Unprocessed pain does not disappear—it hardens. Hebrews warns us, “Today, if you will hear His voice, do not harden your hearts” (Hebrews 3:15). Many leaders are not broken before God—they are simply guarded from past wounds. And what was meant to be a doorway into deeper dependence becomes a wall that blocks intimacy and growth. Servant leadership requires softness before God, even in suffering. Because pain that is not surrendered will always shape you—but it will shape you in the wrong direction. What God intends for formation, the enemy will try to turn into isolation and hardness.
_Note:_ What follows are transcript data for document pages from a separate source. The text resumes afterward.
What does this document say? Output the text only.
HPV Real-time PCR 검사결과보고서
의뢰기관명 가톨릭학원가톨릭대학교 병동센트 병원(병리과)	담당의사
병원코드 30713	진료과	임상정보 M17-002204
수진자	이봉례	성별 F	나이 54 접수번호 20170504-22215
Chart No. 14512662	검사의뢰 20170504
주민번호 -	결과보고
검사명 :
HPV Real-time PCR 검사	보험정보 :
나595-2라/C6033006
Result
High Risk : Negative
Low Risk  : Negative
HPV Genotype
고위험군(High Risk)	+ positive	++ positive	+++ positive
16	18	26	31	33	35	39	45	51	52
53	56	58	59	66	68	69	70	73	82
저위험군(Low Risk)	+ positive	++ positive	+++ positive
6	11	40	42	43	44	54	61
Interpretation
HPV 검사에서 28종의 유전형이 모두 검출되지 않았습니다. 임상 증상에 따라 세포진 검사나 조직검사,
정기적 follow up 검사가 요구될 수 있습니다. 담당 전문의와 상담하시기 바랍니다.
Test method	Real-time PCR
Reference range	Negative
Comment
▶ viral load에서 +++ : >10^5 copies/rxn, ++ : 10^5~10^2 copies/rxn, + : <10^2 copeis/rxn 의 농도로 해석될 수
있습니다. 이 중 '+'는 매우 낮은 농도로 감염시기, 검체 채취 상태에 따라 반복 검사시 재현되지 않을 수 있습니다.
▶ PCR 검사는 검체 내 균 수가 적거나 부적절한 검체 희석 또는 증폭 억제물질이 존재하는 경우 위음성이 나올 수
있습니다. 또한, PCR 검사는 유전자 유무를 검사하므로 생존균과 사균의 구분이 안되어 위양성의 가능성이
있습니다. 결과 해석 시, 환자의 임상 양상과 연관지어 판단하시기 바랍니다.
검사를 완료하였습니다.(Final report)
We must also come to terms with this truth—God is after formation, not just relief. We often pray for God to remove the pressure, while He is using the pressure to build capacity. Even Jesus, in His humanity, “learned obedience by the things which He suffered” (Hebrews 5:8). If the Son of God walked through a process of suffering that produced deeper alignment, we should not expect exemption. Servant leaders are not developed in comfort—they are formed in surrender. And that surrender is not passive. It is intentional. “God loves a cheerful giver” (2 Corinthians 9:7), and the greatest offering we bring is not our service—it is ourselves. When we yield our pain, our confusion, and our process to Him, we are giving Him access to do what only He can do.
God’s process rarely looks like what we expect. “For My thoughts are not your thoughts, nor are your ways My ways,” says the Lord (Isaiah 55:8). His work often feels slower, deeper, and more uncomfortable than we would choose. What feels like delay is often development. What feels like breaking is often building. And what feels hidden is often where the most significant transformation is taking place. A servant leader must learn not to measure God’s faithfulness by comfort, but by formation.
There is something that brokenness produces that strength never can. Paul writes, “My grace is sufficient for you, for My strength is made perfect in weakness” (2 Corinthians 12:9). Weakness exposes our limits, but it also positions us to experience God’s power in a way that self-reliance never could. Brokenness strips away illusion. It removes the false sense of control. It brings us back to dependence. And in that place, authenticity is formed. Not platform strength—but inner substance.
And there is always fruit—always. “Now no chastening seems to be joyful for the present, but painful; nevertheless, afterward it yields the peaceable fruit of righteousness to those who have been trained by it” (Hebrews 12:11). Notice that word—trained. Not just touched. Not just visited. But trained. The fruit does not come before surrender—it comes after. And much of what God is producing will not be immediately visible. But in time, it will be undeniable.
This is where servant leadership becomes ministry. “Who comforts us in all our tribulation, that we may be able to comfort those who are in any trouble” (2 Corinthians 1:4). What you walk through becomes what you minister from. Authority is not built in theory—it is built in experience with God in the fire. The pain you surrender becomes the place you carry grace for others. God does not waste anything—but we can, if we refuse the process.
Philippians 1:6 reminds us, “He who has begun a good work in you will complete it.” You can delay the process—but you cannot cancel His purpose. The invitation is not to understand everything—it is to trust Him in it. To stay soft. To stay surrendered. To stay available.
So don’t waste the breaking. Don’t rush it. Don’t resist it. Let it do its work. Because if you surrender your suffering, God will turn your breaking into building—and what He builds in you will carry far more weight than anything you could produce on your own.